Critical questions around all these emissions, she says, include “what is the proportion of each of them? What does it mean, in the near field? What does it mean in the far field? What is the persistence of the contrails? These are all the questions we would like to have an answer to.”

The project’s goals are multiple, Bour Schaffer tells Yocova, including that “this demonstrator will be the opportunity for us at Airbus to fly, for the first time ever, a hydrogen-burned engine.”

It is, Bour Schaffer says, a “simplified engine. It’s not the kind of engine that will propulse our zero emission aircraft in 2035. But it’s sufficiently representative for us to understand what are the contrails and to measure the different particles.”

The reason “why this demonstrator is so important is because we will be able to have a precise and detailed understanding of the different characteristics of the contrails,” she notes.

Blue Condor: three aircraft, three phases

The Blue Condor project involves three aircraft. The first two are a pair of Arcus-J gliders (technically jet sailplanes), one with a conventional kerosene engine and one modified with a hydrogen combustion engine.

The hydrogen glider will be modified by teams working with the atmospheric research Perlan Project, which itself uses a glider as its research aircraft and which achieved the subsonic altitude record in 2018. Given that hydrogen is substantially less dense than kerosene, the rear pilot seating in the glider will be replaced by two 700-bar hydrogen tanks that will power the hydrogen combustion turbojet engine.

The third aircraft is a Grob Egrett plane from the German aerospace research centre DLR, which will measure the emissions from both the Blue Condor gliders in quick succession, in similar atmospheres.

This, CTO Sabine Klauke tells Yocova, “is the same aircraft that we used, as well, for our tests that we did with sustainable aviation fuel, and it’s adapted to what we measure now.”

The project has three phases. The first, in mid-2022, will see the first flight of the modified glider, validating the new platform and its configuration, as well as testing flight handling under real-world conditions. In November, the second phase will see the glider operating on hydrogen alone. In early 2023, the chase plane will, Airbus says, “steer the two gliders to the test altitude, release them, and then mirror their every movement at speeds of 80-85kts during back-to-back tests.”

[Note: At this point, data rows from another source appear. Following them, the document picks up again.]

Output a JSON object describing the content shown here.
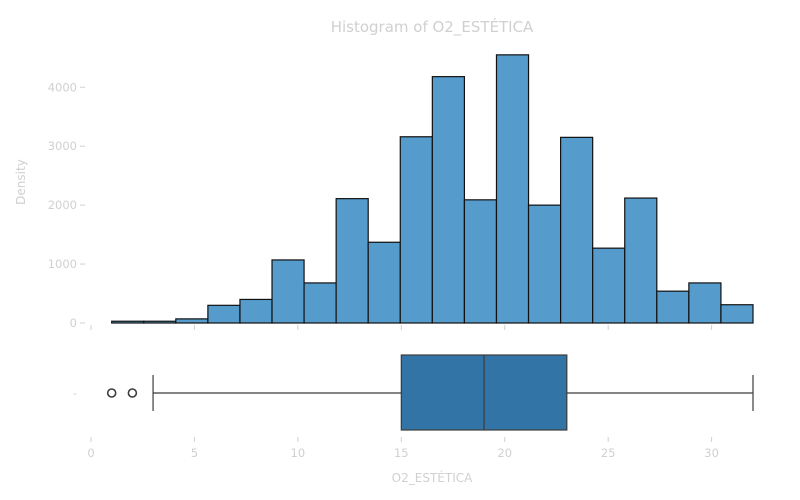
{
  "chart_data": {
    "type": "bar",
    "title": "Histogram of O2_ESTÉTICA",
    "xlabel": "O2_ESTÉTICA",
    "ylabel": "Density",
    "x_ticks": [
      0,
      5,
      10,
      15,
      20,
      25,
      30
    ],
    "y_ticks": [
      0,
      1000,
      2000,
      3000,
      4000
    ],
    "xlim": [
      0,
      32
    ],
    "ylim": [
      0,
      4700
    ],
    "grid": false,
    "bin_edges": [
      1.0,
      2.55,
      4.1,
      5.65,
      7.2,
      8.75,
      10.3,
      11.85,
      13.4,
      14.95,
      16.5,
      18.05,
      19.6,
      21.15,
      22.7,
      24.25,
      25.8,
      27.35,
      28.9,
      30.45,
      32.0
    ],
    "values": [
      30,
      30,
      70,
      300,
      400,
      1070,
      680,
      2110,
      1370,
      3160,
      4180,
      2090,
      4550,
      2000,
      3150,
      1270,
      2120,
      540,
      680,
      310
    ],
    "box": {
      "whisker_low": 3,
      "q1": 15,
      "median": 19,
      "q3": 23,
      "whisker_high": 32,
      "outliers": [
        1,
        2
      ],
      "category_label": "-"
    },
    "colors": {
      "histogram_fill": "#559bcb",
      "box_fill": "#3274a6",
      "edge": "#111111",
      "text": "#d0d0d0"
    }
  }
}
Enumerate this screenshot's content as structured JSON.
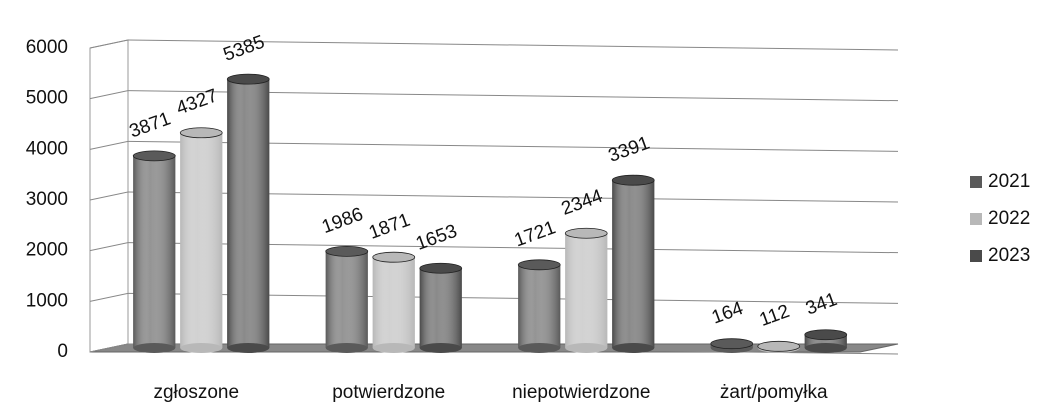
{
  "chart_data": {
    "type": "bar3d",
    "categories": [
      "zgłoszone",
      "potwierdzone",
      "niepotwierdzone",
      "żart/pomyłka"
    ],
    "series": [
      {
        "name": "2021",
        "color": "#5a5a5a",
        "values": [
          3871,
          1986,
          1721,
          164
        ]
      },
      {
        "name": "2022",
        "color": "#b8b8b8",
        "values": [
          4327,
          1871,
          2344,
          112
        ]
      },
      {
        "name": "2023",
        "color": "#4a4a4a",
        "values": [
          5385,
          1653,
          3391,
          341
        ]
      }
    ],
    "ylim": [
      0,
      6000
    ],
    "yticks": [
      0,
      1000,
      2000,
      3000,
      4000,
      5000,
      6000
    ],
    "grid": true,
    "legend": "right"
  }
}
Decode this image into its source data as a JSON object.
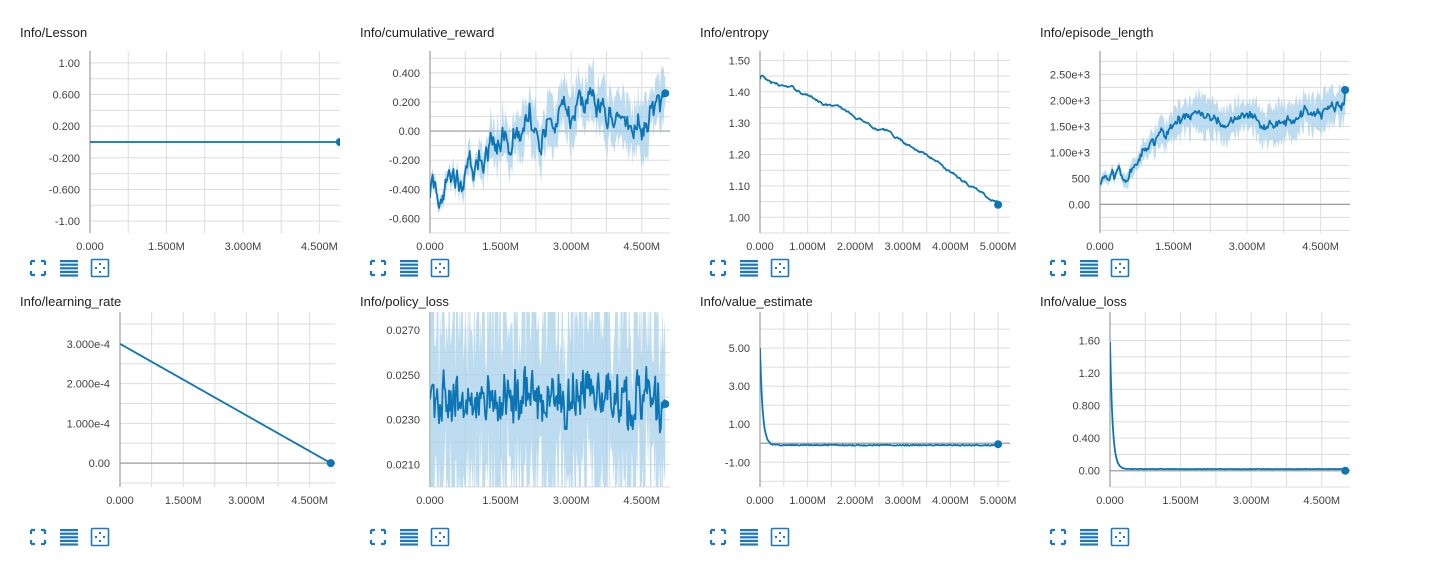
{
  "theme": {
    "line": "#0b75b5",
    "band": "#a8d0ea",
    "grid": "#dddddd",
    "axis": "#9e9e9e",
    "icon": "#1a78c2"
  },
  "toolbar_icons": [
    "fullscreen-icon",
    "toggle-log-scale-icon",
    "fit-domain-icon"
  ],
  "chart_data": [
    {
      "title": "Info/Lesson",
      "type": "line",
      "yticks": [
        "1.00",
        "0.600",
        "0.200",
        "-0.200",
        "-0.600",
        "-1.00"
      ],
      "ytick_values": [
        1.0,
        0.6,
        0.2,
        -0.2,
        -0.6,
        -1.0
      ],
      "ylim": [
        -1.15,
        1.15
      ],
      "xticks": [
        "0.000",
        "1.500M",
        "3.000M",
        "4.500M"
      ],
      "xtick_values": [
        0,
        1500000,
        3000000,
        4500000
      ],
      "xlim": [
        0,
        5100000
      ],
      "shape": "const",
      "params": [
        0.0
      ],
      "series": {
        "x_start": 0,
        "x_end": 4900000,
        "y_start": 0.0,
        "y_end": 0.0
      }
    },
    {
      "title": "Info/cumulative_reward",
      "type": "line",
      "yticks": [
        "0.400",
        "0.200",
        "0.00",
        "-0.200",
        "-0.400",
        "-0.600"
      ],
      "ytick_values": [
        0.4,
        0.2,
        0.0,
        -0.2,
        -0.4,
        -0.6
      ],
      "ylim": [
        -0.7,
        0.55
      ],
      "xticks": [
        "0.000",
        "1.500M",
        "3.000M",
        "4.500M"
      ],
      "xtick_values": [
        0,
        1500000,
        3000000,
        4500000
      ],
      "xlim": [
        0,
        5100000
      ],
      "shape": "reward",
      "params": [
        -0.46,
        0.1,
        0.12,
        0.2
      ],
      "series": {
        "x_start": 0,
        "x_end": 5000000,
        "y_start": -0.46,
        "y_end": 0.26
      }
    },
    {
      "title": "Info/entropy",
      "type": "line",
      "yticks": [
        "1.50",
        "1.40",
        "1.30",
        "1.20",
        "1.10",
        "1.00"
      ],
      "ytick_values": [
        1.5,
        1.4,
        1.3,
        1.2,
        1.1,
        1.0
      ],
      "ylim": [
        0.95,
        1.53
      ],
      "xticks": [
        "0.000",
        "1.000M",
        "2.000M",
        "3.000M",
        "4.000M",
        "5.000M"
      ],
      "xtick_values": [
        0,
        1000000,
        2000000,
        3000000,
        4000000,
        5000000
      ],
      "xlim": [
        0,
        5250000
      ],
      "shape": "entropy",
      "params": [
        1.44,
        1.04,
        0.008,
        0.0
      ],
      "series": {
        "x_start": 0,
        "x_end": 5000000,
        "y_start": 1.44,
        "y_end": 1.04
      }
    },
    {
      "title": "Info/episode_length",
      "type": "line",
      "yticks": [
        "2.50e+3",
        "2.00e+3",
        "1.50e+3",
        "1.00e+3",
        "500",
        "0.00"
      ],
      "ytick_values": [
        2500,
        2000,
        1500,
        1000,
        500,
        0
      ],
      "ylim": [
        -550,
        2950
      ],
      "xticks": [
        "0.000",
        "1.500M",
        "3.000M",
        "4.500M"
      ],
      "xtick_values": [
        0,
        1500000,
        3000000,
        4500000
      ],
      "xlim": [
        0,
        5100000
      ],
      "shape": "reward",
      "params": [
        420,
        1700,
        150,
        400
      ],
      "series": {
        "x_start": 0,
        "x_end": 5000000,
        "y_start": 420,
        "y_end": 2200
      }
    },
    {
      "title": "Info/learning_rate",
      "type": "line",
      "yticks": [
        "3.000e-4",
        "2.000e-4",
        "1.000e-4",
        "0.00"
      ],
      "ytick_values": [
        0.0003,
        0.0002,
        0.0001,
        0.0
      ],
      "ylim": [
        -6e-05,
        0.00038
      ],
      "xticks": [
        "0.000",
        "1.500M",
        "3.000M",
        "4.500M"
      ],
      "xtick_values": [
        0,
        1500000,
        3000000,
        4500000
      ],
      "xlim": [
        0,
        5100000
      ],
      "shape": "linear",
      "params": [
        0.0003,
        0.0
      ],
      "series": {
        "x_start": 0,
        "x_end": 5000000,
        "y_start": 0.0003,
        "y_end": 0.0
      }
    },
    {
      "title": "Info/policy_loss",
      "type": "line",
      "yticks": [
        "0.0270",
        "0.0250",
        "0.0230",
        "0.0210"
      ],
      "ytick_values": [
        0.027,
        0.025,
        0.023,
        0.021
      ],
      "ylim": [
        0.02,
        0.0278
      ],
      "xticks": [
        "0.000",
        "1.500M",
        "3.000M",
        "4.500M"
      ],
      "xtick_values": [
        0,
        1500000,
        3000000,
        4500000
      ],
      "xlim": [
        0,
        5100000
      ],
      "shape": "noise",
      "params": [
        0.0239,
        0.0011,
        0.005
      ],
      "series": {
        "x_start": 0,
        "x_end": 5000000,
        "y_start": 0.0239,
        "y_end": 0.0237
      }
    },
    {
      "title": "Info/value_estimate",
      "type": "line",
      "yticks": [
        "5.00",
        "3.00",
        "1.00",
        "-1.00"
      ],
      "ytick_values": [
        5.0,
        3.0,
        1.0,
        -1.0
      ],
      "ylim": [
        -2.3,
        6.9
      ],
      "xticks": [
        "0.000",
        "1.000M",
        "2.000M",
        "3.000M",
        "4.000M",
        "5.000M"
      ],
      "xtick_values": [
        0,
        1000000,
        2000000,
        3000000,
        4000000,
        5000000
      ],
      "xlim": [
        0,
        5250000
      ],
      "shape": "spike",
      "params": [
        5.0,
        -0.1,
        0.06
      ],
      "series": {
        "x_start": 0,
        "x_end": 5000000,
        "y_start": 5.0,
        "y_end": -0.05
      }
    },
    {
      "title": "Info/value_loss",
      "type": "line",
      "yticks": [
        "1.60",
        "1.20",
        "0.800",
        "0.400",
        "0.00"
      ],
      "ytick_values": [
        1.6,
        1.2,
        0.8,
        0.4,
        0.0
      ],
      "ylim": [
        -0.2,
        1.95
      ],
      "xticks": [
        "0.000",
        "1.500M",
        "3.000M",
        "4.500M"
      ],
      "xtick_values": [
        0,
        1500000,
        3000000,
        4500000
      ],
      "xlim": [
        0,
        5100000
      ],
      "shape": "spike",
      "params": [
        1.58,
        0.02,
        0.005
      ],
      "series": {
        "x_start": 0,
        "x_end": 5000000,
        "y_start": 1.58,
        "y_end": 0.0
      }
    }
  ]
}
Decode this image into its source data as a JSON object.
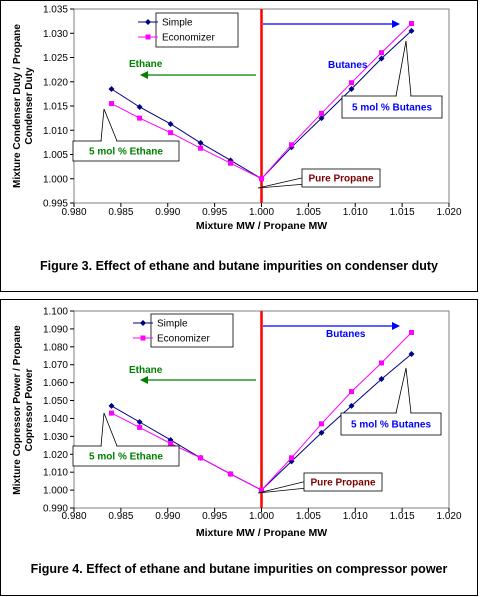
{
  "chart_data": [
    {
      "type": "line",
      "x": [
        0.984,
        0.987,
        0.9903,
        0.9935,
        0.9967,
        1.0,
        1.0032,
        1.0064,
        1.0096,
        1.0128,
        1.016
      ],
      "series": [
        {
          "name": "Simple",
          "color": "#000080",
          "marker": "diamond",
          "values": [
            1.0185,
            1.0148,
            1.0113,
            1.0074,
            1.0038,
            1.0,
            1.0065,
            1.0125,
            1.0185,
            1.0248,
            1.0305
          ]
        },
        {
          "name": "Economizer",
          "color": "#ff00ff",
          "marker": "square",
          "values": [
            1.0155,
            1.0125,
            1.0095,
            1.0063,
            1.0032,
            1.0,
            1.007,
            1.0135,
            1.0198,
            1.026,
            1.032
          ]
        }
      ],
      "xlabel": "Mixture MW / Propane MW",
      "ylabel": "Mixture Condenser Duty / Propane Condenser Duty",
      "xlim": [
        0.98,
        1.02
      ],
      "ylim": [
        0.995,
        1.035
      ],
      "xticks": [
        "0.980",
        "0.985",
        "0.990",
        "0.995",
        "1.000",
        "1.005",
        "1.010",
        "1.015",
        "1.020"
      ],
      "yticks": [
        "1.035",
        "1.030",
        "1.025",
        "1.020",
        "1.015",
        "1.010",
        "1.005",
        "1.000",
        "0.995"
      ],
      "legend": "top-left",
      "annotations": {
        "ethane_arrow": "Ethane",
        "butanes_arrow": "Butanes",
        "callout_ethane": "5 mol % Ethane",
        "callout_butanes": "5 mol % Butanes",
        "callout_propane": "Pure Propane"
      },
      "caption": "Figure 3. Effect of ethane and butane impurities on condenser duty"
    },
    {
      "type": "line",
      "x": [
        0.984,
        0.987,
        0.9903,
        0.9935,
        0.9967,
        1.0,
        1.0032,
        1.0064,
        1.0096,
        1.0128,
        1.016
      ],
      "series": [
        {
          "name": "Simple",
          "color": "#000080",
          "marker": "diamond",
          "values": [
            1.047,
            1.038,
            1.028,
            1.018,
            1.009,
            1.0,
            1.016,
            1.032,
            1.047,
            1.062,
            1.076
          ]
        },
        {
          "name": "Economizer",
          "color": "#ff00ff",
          "marker": "square",
          "values": [
            1.043,
            1.035,
            1.026,
            1.018,
            1.009,
            1.0,
            1.018,
            1.037,
            1.055,
            1.071,
            1.088
          ]
        }
      ],
      "xlabel": "Mixture MW / Propane MW",
      "ylabel": "Mixture Copressor Power / Propane Copressor Power",
      "xlim": [
        0.98,
        1.02
      ],
      "ylim": [
        0.99,
        1.1
      ],
      "xticks": [
        "0.980",
        "0.985",
        "0.990",
        "0.995",
        "1.000",
        "1.005",
        "1.010",
        "1.015",
        "1.020"
      ],
      "yticks": [
        "1.100",
        "1.090",
        "1.080",
        "1.070",
        "1.060",
        "1.050",
        "1.040",
        "1.030",
        "1.020",
        "1.010",
        "1.000",
        "0.990"
      ],
      "legend": "top-left",
      "annotations": {
        "ethane_arrow": "Ethane",
        "butanes_arrow": "Butanes",
        "callout_ethane": "5 mol % Ethane",
        "callout_butanes": "5 mol % Butanes",
        "callout_propane": "Pure Propane"
      },
      "caption": "Figure 4. Effect of ethane and butane impurities on compressor power"
    }
  ],
  "colors": {
    "simple": "#000080",
    "economizer": "#ff00ff",
    "divider": "#ff0000",
    "ethane_arrow": "#008000",
    "butanes_arrow": "#0000ff",
    "ethane_text": "#008000",
    "butanes_text": "#0000ff",
    "propane_text": "#800000"
  }
}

“We need to much more understand and the actual impacts of the different propulsion technologies in the atmosphere. It’s about CO2 reduction, it’s about overall emission reduction,” she continues. “We know far less about NOx or contrails, and this is what we want to study and what we want to understand. I think it’s also important that we will be able to compare that to the measurements that we’ve actually done, today, with standard kerosene with the SAF, in the different models that we’ve already flown.”

This comparison will be achieved by conducting back-to-back tests in the same meteorological conditions above the skies of North Dakota. The University of North Dakota, which has a strong aerospace science department, is one of the project collaborators.

Indeed, notes Klauke, this closer working with academia is intentional on Airbus’ part, not least given that substantial research is needed for so many of the technology bricks. “We’re talking with many universities, and specifically on the models. We are talking to MIT, we are talking to Cranfield University, for instance, and Cambridge. So all the different centres of excellence which are there, and we are really, as well, wanting that academia is going forward because we need more knowledge.”